The Generalization Error card, with text " Between building and deploying an AI system, conditions in the world may change or not reflect the context in which the system was designed, such that training data are no longer representative."

So let’s say the team has done that and now we move on to the deploy­ing stage. And in this case I’m even going to give the com­pa­ny the ben­e­fit of the doubt and say that they actu­al­ly want to increase diver­si­ty and they real­ize that AI can’t do that, so they real­ize they have to go back and fix their recruit­ing pipeline first by get­ting more diverse can­di­date pools. And then maybe they think okay now AI can help us increase diversity. 

But that’s not actu­al­ly the case because that brings up the issue of gen­er­al­iza­tion error, where if you have a his­to­ry of not recruit­ing diverse can­di­dates and now you do recruit diverse can­di­dates, the mod­el that was built on his­tor­i­cal data is not going to be set up to eval­u­ate new can­di­dates with dif­fer­ent back­grounds. So you’d have to con­sid­er some­thing like maybe an anom­aly detec­tor that enables you to iden­ti­fy cir­cum­stances like can­di­dates that have more unique back­grounds, where AI’s just not suit­ed to or where you do need a human to review. 

These are just sug­ges­tions but this gives you some ideas of ways that teams could work through the plan­ning, build­ing, and deploy­ment of AI sys­tems to iden­ti­fy their blindspots and brain­storm how to address them. 

So with that said what’s next for us as a team? We have a lot of ideas of poten­tial use cas­es for this, some of which we got from peers in our cohort. I can see a lot of poten­tial uses in dif­fer­ent set­tings such as a prod­uct man­ag­er lead­ing design sprint, and see­ing poten­tial use of the blindspot cards to help through the design think­ing process. 

It could be a new Director of Data Science at the start up where there aren’t real­ly struc­tures or process­es for how data sci­en­tists go about their job, and blindspot cards could poten­tial­ly help guide data sci­en­tists work. 

On the oth­er hand it could be a city task force that’s respon­si­ble for audit­ing AI sys­tems but has a less tech­ni­cal back­ground, and sim­i­lar­ly needs some sort of guid­ance on what blindspots to be look­ing for. 

An there could be oth­er poten­tial uses as well. So our plan for next steps is to engage with users, doing user stud­ies to fig­ure out what the best audi­ences were, and then hope­ful­ly get­ting tes­ti­mo­ni­als from orga­ni­za­tions where the blindspot cards have been help­ful in help­ing them assess bias in their AI systems. 

And then in the grand scheme hop­ing that this could be a part of some cer­ti­fi­ca­tion process through an orga­ni­za­tion like IEEE, pos­si­bly set­ting up some stan­dards where say if an orga­ni­za­tion has process­es like AI Blindspot com­bined with tools like the Data Nutrition Label, they could cer­ti­fy them­selves as using AI respon­si­bly.
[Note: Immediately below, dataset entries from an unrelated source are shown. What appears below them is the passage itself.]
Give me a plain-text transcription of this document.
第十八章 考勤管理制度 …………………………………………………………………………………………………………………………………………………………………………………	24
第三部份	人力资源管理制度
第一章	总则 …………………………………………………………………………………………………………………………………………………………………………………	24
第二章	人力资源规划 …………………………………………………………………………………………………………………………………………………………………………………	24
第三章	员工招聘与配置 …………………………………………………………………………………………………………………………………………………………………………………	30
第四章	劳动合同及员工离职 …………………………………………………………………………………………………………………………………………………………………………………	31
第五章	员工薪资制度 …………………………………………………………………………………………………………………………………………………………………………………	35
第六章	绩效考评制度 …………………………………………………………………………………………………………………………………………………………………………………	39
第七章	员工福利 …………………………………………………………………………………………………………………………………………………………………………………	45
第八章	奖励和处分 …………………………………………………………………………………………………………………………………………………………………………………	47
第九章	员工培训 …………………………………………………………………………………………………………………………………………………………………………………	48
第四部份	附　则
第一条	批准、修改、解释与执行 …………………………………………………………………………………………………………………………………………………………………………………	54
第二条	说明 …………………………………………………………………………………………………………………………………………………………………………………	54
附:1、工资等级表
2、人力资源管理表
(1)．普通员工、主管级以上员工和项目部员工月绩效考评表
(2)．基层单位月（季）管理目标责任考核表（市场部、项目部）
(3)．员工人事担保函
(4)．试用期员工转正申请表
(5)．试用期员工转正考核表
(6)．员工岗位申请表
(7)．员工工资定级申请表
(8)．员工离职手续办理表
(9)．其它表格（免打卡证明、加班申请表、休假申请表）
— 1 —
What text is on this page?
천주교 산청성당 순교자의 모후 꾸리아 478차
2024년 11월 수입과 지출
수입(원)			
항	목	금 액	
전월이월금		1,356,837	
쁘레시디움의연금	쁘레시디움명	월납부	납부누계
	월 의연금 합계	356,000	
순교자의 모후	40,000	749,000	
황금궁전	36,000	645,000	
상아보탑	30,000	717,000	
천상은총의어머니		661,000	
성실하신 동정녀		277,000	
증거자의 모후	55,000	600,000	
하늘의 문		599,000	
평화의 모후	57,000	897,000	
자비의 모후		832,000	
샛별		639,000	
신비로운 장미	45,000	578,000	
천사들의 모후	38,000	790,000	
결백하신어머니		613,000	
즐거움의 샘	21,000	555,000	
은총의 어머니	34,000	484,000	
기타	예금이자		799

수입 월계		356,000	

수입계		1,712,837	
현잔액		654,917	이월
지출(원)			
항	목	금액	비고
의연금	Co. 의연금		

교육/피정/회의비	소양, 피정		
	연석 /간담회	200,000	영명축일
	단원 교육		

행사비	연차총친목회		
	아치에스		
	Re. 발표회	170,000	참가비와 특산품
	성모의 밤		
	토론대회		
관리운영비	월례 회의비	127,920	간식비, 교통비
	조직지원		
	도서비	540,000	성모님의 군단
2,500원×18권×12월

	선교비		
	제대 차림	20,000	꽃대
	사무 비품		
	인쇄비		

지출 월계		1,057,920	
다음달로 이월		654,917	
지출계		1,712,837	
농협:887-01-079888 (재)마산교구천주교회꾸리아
That’s kind of our long-term goals that won’t hap­pen any­time soon, but we see a lot of poten­tial for what this could do. 

But we want­ed to close with the jok­er card. That’s one of the blindspot cards. All of you, by the way, should pick up a set of blindspot cards. We have them at our table out­side. But the jok­er card kind rep­re­sents the idea of the unknown unknowns. You know, we’ve iden­ti­fied these nine blind spots but there are oth­er blindspots too that we prob­a­bly did­n’t think of. We’ve iden­ti­fied poten­tial use cas­es but there may be oth­er ones that we haven’t thought of yet that maybe some of you in the audi­ence think up. So, def­i­nite­ly come talk to us if you have ideas for where and how this could be applied, because we real­ly see poten­tial to kind of help those orga­ni­za­tions I was talk­ing about at the begin­ning that real­ly want to eval­u­ate their sys­tems for bias as best they can and just don’t know how to do it. So with that, I thank you very much.